Here’s how to make New Years honours more honourable – let the public decide | Hugh Muir

Among the Barbara Windsors and Dorothy Starts are enough politically motivated recipients to suggest the system isn’t just unethical, it’s harmful

My favourite tale of ennoblement is disputed but carries such symbolic resonance that I like to think it’s true. King James I, it is said, so enjoyed his tasty loin of beef that he drew his short sword and knighted it. And there was no one to stop him. Arise Sir Loin.

With the publication of the New Year’s Honour’s List, many more deserving cases move up in the world today. It is right to applaud a great many of the individuals, particularly those who have indeed performed notable public service or added to the gaiety of the nation.

Who would begrudge the veteran actors Barbara Windsor and Sian Phillips their damehoods? Or awards to Lord Darzi and to actor James Nesbitt, whose OBE recognises, in part, his work with families affected by the Troubles in Northern Ireland. Or a knighthood for Dr Michael Jacobs from the Royal Free Hospital, recognised for the work performed there in fighting Ebola? Or the medals given to Jonjo Heuerman, the 13 year old who raised £235,000 for cancer research and Dorothy Start, the 99 year old singled out for a life of community work in Barnet, north London.

Society should have a way of rewarding those who genuinely make a difference, not least because it allows us to reassert the communal belief that there is such a thing as society. The theory is sound. It’s the practice that is starting to look ridiculous.

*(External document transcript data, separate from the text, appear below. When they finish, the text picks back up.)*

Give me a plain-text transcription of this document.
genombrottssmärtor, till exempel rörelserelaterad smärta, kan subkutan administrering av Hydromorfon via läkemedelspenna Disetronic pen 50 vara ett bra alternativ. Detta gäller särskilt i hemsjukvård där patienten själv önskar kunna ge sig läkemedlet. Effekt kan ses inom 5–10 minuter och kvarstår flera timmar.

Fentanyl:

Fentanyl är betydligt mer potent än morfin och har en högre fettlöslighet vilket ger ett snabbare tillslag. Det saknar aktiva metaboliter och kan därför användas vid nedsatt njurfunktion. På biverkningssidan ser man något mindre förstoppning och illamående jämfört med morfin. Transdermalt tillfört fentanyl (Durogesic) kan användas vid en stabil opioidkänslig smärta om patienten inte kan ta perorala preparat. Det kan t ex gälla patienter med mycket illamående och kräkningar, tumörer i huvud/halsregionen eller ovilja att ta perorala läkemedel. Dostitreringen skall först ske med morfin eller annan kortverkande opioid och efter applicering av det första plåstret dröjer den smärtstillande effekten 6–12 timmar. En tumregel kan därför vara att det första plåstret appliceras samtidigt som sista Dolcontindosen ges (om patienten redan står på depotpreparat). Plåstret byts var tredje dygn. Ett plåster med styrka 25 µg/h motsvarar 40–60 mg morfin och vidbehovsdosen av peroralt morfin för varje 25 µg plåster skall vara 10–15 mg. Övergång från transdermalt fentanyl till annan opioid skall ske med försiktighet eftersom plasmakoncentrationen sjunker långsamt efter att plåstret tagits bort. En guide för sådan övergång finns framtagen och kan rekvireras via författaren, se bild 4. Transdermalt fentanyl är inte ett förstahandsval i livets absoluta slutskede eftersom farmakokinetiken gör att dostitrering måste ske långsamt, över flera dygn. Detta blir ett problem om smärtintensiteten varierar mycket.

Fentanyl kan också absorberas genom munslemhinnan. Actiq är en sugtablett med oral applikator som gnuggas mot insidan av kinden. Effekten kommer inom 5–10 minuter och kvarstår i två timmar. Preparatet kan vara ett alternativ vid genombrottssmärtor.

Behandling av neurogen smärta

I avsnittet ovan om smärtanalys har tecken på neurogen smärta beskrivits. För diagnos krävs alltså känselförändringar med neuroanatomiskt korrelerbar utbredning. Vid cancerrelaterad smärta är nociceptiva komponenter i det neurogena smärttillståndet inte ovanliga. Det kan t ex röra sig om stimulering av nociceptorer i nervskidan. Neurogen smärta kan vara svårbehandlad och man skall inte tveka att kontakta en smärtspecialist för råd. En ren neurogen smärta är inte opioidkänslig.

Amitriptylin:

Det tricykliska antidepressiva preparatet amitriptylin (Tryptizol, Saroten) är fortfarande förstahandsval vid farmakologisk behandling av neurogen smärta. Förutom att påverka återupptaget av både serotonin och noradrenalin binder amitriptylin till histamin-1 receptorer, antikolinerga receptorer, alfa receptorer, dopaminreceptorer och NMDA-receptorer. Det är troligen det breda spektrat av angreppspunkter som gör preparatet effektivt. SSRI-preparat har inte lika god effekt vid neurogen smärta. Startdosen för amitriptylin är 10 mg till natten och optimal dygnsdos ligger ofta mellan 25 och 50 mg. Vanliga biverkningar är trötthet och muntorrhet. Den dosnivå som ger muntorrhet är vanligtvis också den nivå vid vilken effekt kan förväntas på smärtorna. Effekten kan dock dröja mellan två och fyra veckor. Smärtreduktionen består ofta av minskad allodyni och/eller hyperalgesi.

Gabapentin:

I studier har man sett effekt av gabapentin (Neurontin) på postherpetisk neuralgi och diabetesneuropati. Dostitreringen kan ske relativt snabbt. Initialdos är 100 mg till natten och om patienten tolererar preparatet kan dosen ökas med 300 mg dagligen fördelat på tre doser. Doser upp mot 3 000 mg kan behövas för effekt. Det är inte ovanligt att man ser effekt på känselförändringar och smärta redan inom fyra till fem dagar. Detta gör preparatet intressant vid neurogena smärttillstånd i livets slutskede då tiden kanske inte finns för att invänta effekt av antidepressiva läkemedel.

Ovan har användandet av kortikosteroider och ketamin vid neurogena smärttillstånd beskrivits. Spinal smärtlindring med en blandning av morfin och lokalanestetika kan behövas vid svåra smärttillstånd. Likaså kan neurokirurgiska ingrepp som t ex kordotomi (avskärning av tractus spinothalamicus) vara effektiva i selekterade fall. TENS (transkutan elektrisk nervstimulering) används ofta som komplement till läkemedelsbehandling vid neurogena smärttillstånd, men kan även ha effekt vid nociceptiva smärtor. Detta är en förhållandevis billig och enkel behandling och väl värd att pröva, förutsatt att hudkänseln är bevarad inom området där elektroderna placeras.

Look down the list for the consolation prize awards to displaced politicians, the ideologically motivated awards as a thank you to around 30 Tories, and to officials who have pushed forward pet ministerial policies.

Consider the very fact that recipients become knights and dames, members and commanders of a British empire that was pretty rum in its heyday and now doesn’t exist. The fact that the selection process seems just as arbitrary as James l ennobling his dinner. The fact that those who want nothing to do with the royal family, any of the 20% who identify as republicans, are effectively ruled out for recognition they may well deserve.

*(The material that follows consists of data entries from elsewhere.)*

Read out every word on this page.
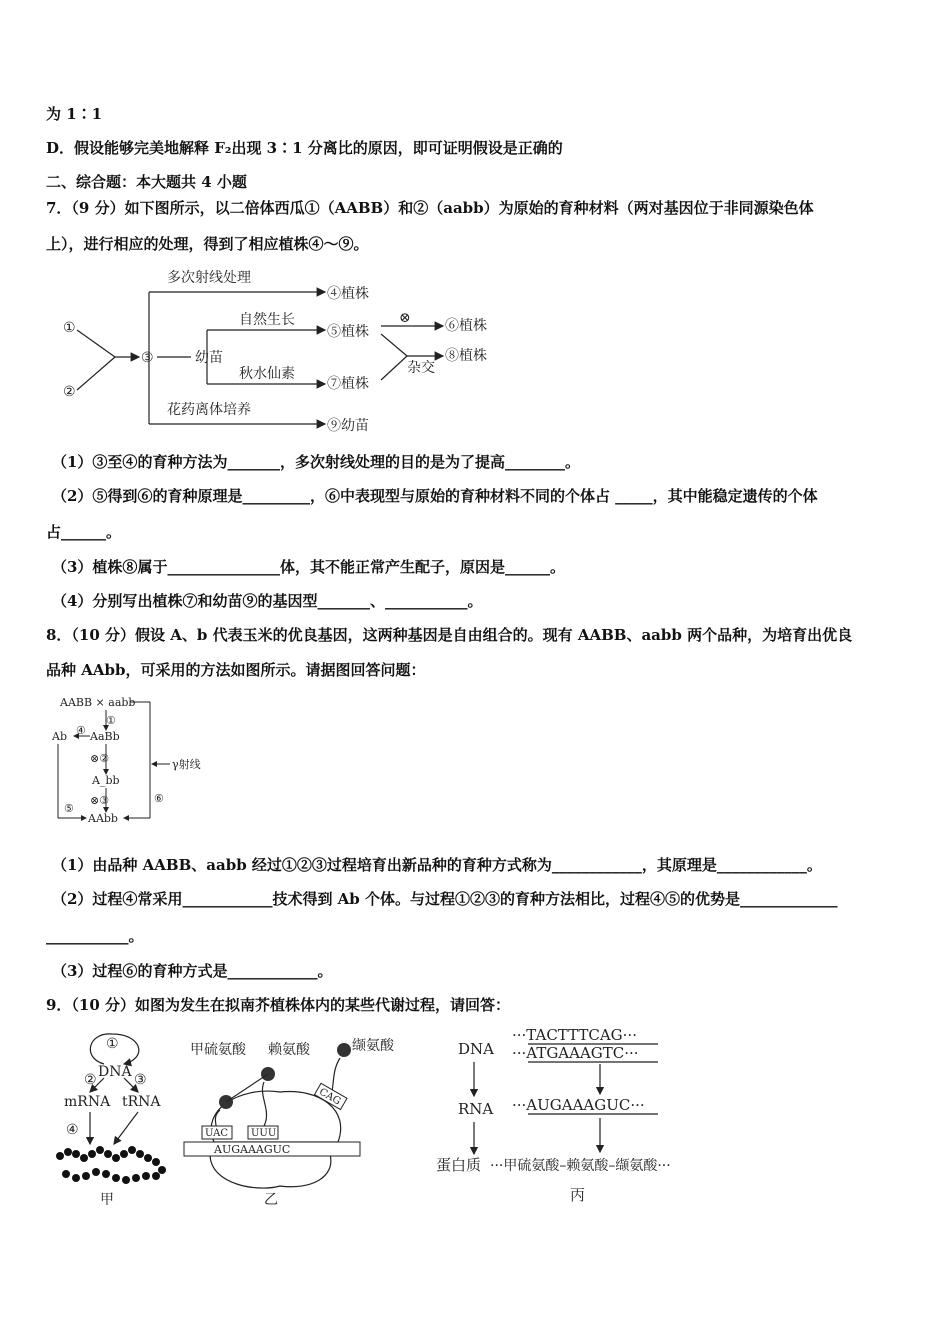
为 1∶1
D．假设能够完美地解释 F₂出现 3∶1 分离比的原因，即可证明假设是正确的
二、综合题：本大题共 4 小题
7．（9 分）如下图所示，以二倍体西瓜①（AABB）和②（aabb）为原始的育种材料（两对基因位于非同源染色体
上），进行相应的处理，得到了相应植株④～⑨。
①
②
③	幼苗
多次射线处理
④植株
自然生长
⑤植株
⊗ ⑥植株
秋水仙素
⑦植株
杂交
⑧植株
花药离体培养
⑨幼苗
（1）③至④的育种方法为_______，多次射线处理的目的是为了提高________。
（2）⑤得到⑥的育种原理是_________，⑥中表现型与原始的育种材料不同的个体占 _____，其中能稳定遗传的个体
占______。
（3）植株⑧属于_______________体，其不能正常产生配子，原因是______。
（4）分别写出植株⑦和幼苗⑨的基因型_______、___________。
8．（10 分）假设 A、b 代表玉米的优良基因，这两种基因是自由组合的。现有 AABB、aabb 两个品种，为培育出优良
品种 AAbb，可采用的方法如图所示。请据图回答问题：
AABB × aabb
①
AaBb
Ab ④
⊗②
A_bb
⊗③
⑤
AAbb
⑥
γ射线
（1）由品种 AABB、aabb 经过①②③过程培育出新品种的育种方式称为____________，其原理是____________。
（2）过程④常采用____________技术得到 Ab 个体。与过程①②③的育种方法相比，过程④⑤的优势是_____________
___________。
（3）过程⑥的育种方式是____________。
9．（10 分）如图为发生在拟南芥植株体内的某些代谢过程，请回答：
①
DNA
②	③
mRNA tRNA
④
甲
甲硫氨酸 赖氨酸	缬氨酸
乙
UAC UUU
CAG
AUGAAAGUC
DNA
RNA
蛋白质
···TACTTTCAG···
···ATGAAAGTC···
···AUGAAAGUC···
···甲硫氨酸–赖氨酸–缬氨酸···
丙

Weigh up those deficiencies; then consider everything about a system – supposedly communal – that has led nonetheless to the hotly contested inclusion on the list of the hugely divisive Conservative party strategist Lynton Crosby, aka the Lizard of Oz. An award, one imagines, for provision of dark arts to the ruling party and for lowering the taste bar in British elections. If this is payback, it is also reckless. A cynical mind might think his name was added to engineer a backlash and precipitate a rethink.

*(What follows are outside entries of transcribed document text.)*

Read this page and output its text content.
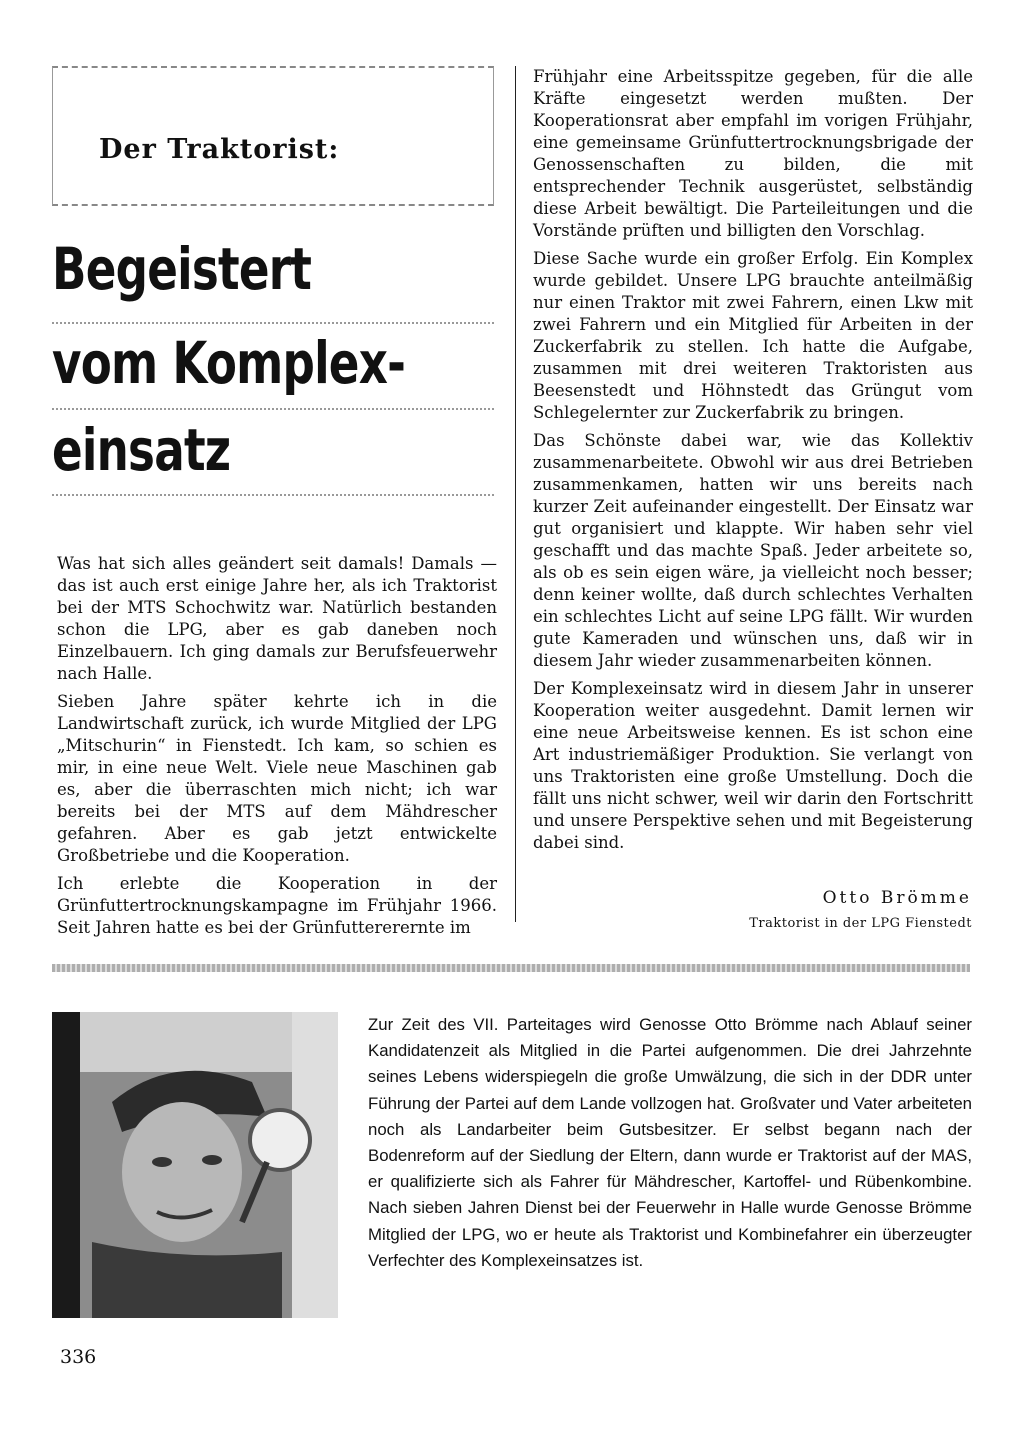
Der Traktorist:
Begeistert
vom Komplex-
einsatz

Was hat sich alles geändert seit damals! Damals — das ist auch erst einige Jahre her, als ich Traktorist bei der MTS Schochwitz war. Natürlich bestanden schon die LPG, aber es gab daneben noch Einzelbauern. Ich ging damals zur Berufsfeuerwehr nach Halle.

Sieben Jahre später kehrte ich in die Landwirtschaft zurück, ich wurde Mitglied der LPG „Mitschurin“ in Fienstedt. Ich kam, so schien es mir, in eine neue Welt. Viele neue Maschinen gab es, aber die überraschten mich nicht; ich war bereits bei der MTS auf dem Mähdrescher gefahren. Aber es gab jetzt entwickelte Großbetriebe und die Kooperation.

Ich erlebte die Kooperation in der Grünfuttertrocknungskampagne im Frühjahr 1966. Seit Jahren hatte es bei der Grünfuttererernte im

Frühjahr eine Arbeitsspitze gegeben, für die alle Kräfte eingesetzt werden mußten. Der Kooperationsrat aber empfahl im vorigen Frühjahr, eine gemeinsame Grünfuttertrocknungsbrigade der Genossenschaften zu bilden, die mit entsprechender Technik ausgerüstet, selbständig diese Arbeit bewältigt. Die Parteileitungen und die Vorstände prüften und billigten den Vorschlag.

Diese Sache wurde ein großer Erfolg. Ein Komplex wurde gebildet. Unsere LPG brauchte anteilmäßig nur einen Traktor mit zwei Fahrern, einen Lkw mit zwei Fahrern und ein Mitglied für Arbeiten in der Zuckerfabrik zu stellen. Ich hatte die Aufgabe, zusammen mit drei weiteren Traktoristen aus Beesenstedt und Höhnstedt das Grüngut vom Schlegelernter zur Zuckerfabrik zu bringen.

Das Schönste dabei war, wie das Kollektiv zusammenarbeitete. Obwohl wir aus drei Betrieben zusammenkamen, hatten wir uns bereits nach kurzer Zeit aufeinander eingestellt. Der Einsatz war gut organisiert und klappte. Wir haben sehr viel geschafft und das machte Spaß. Jeder arbeitete so, als ob es sein eigen wäre, ja vielleicht noch besser; denn keiner wollte, daß durch schlechtes Verhalten ein schlechtes Licht auf seine LPG fällt. Wir wurden gute Kameraden und wünschen uns, daß wir in diesem Jahr wieder zusammenarbeiten können.

Der Komplexeinsatz wird in diesem Jahr in unserer Kooperation weiter ausgedehnt. Damit lernen wir eine neue Arbeitsweise kennen. Es ist schon eine Art industriemäßiger Produktion. Sie verlangt von uns Traktoristen eine große Umstellung. Doch die fällt uns nicht schwer, weil wir darin den Fortschritt und unsere Perspektive sehen und mit Begeisterung dabei sind.

Otto Brömme
Traktorist in der LPG Fienstedt

Zur Zeit des VII. Parteitages wird Genosse Otto Brömme nach Ablauf seiner Kandidatenzeit als Mitglied in die Partei aufgenommen. Die drei Jahrzehnte seines Lebens widerspiegeln die große Umwälzung, die sich in der DDR unter Führung der Partei auf dem Lande vollzogen hat. Großvater und Vater arbeiteten noch als Landarbeiter beim Gutsbesitzer. Er selbst begann nach der Bodenreform auf der Siedlung der Eltern, dann wurde er Traktorist auf der MAS, er qualifizierte sich als Fahrer für Mähdrescher, Kartoffel- und Rübenkombine. Nach sieben Jahren Dienst bei der Feuerwehr in Halle wurde Genosse Brömme Mitglied der LPG, wo er heute als Traktorist und Kombinefahrer ein überzeugter Verfechter des Komplexeinsatzes ist.

336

What this says is that the independent scrutiny doesn’t count for much and that the system cannot stay in the hands of a select bunch. Why should it? In this age of social media and instant communication, why not open up an awards process, stripped of yearning for empire, stripped of the monarchy, directly to the people? If an online petition with 100,000 signatures can secure a debate in the Commons, if referendums can decide Britain’s future in Europe, why can’t the wisdom of crowds determine who does and who doesn’t get a bauble? Public votes rather than a little-known committee, might also play a greater role in deciding who should be stripped of an honour as punishment for proven misdemeanour, something our existing system has been slow to do. Those who earn favour can lose it. The public should give, the public should take away.

Why bother, you say. The current arrangements do no harm. But that’s not true. No one can look at today’s list and call it a shared endeavour. It is the work of a government so cocksure that it has ceased to care what anyone – inside or outside parliament – really thinks.

The problem here is manipulation of the system, but it is also the system. For within the limited gift of the establishment, honours as we know them help distort the checks and balances of public life. How many MPs have toed the line, fearing that to do otherwise might imperil the honour they were hoping for? How many captains of industry or Whitehall officials or quango bosses or media proprietors seeking establishment validation to cap or enhance their careers, have consequently declined to rock the boat?

Let’s not be churlish. Lynton Crosby may be the equivalent of Sir Loin, but there were 1,196 honoured this time, and most deserve the plaudits. One can be happy for them and still long for a better way to pat them on the back.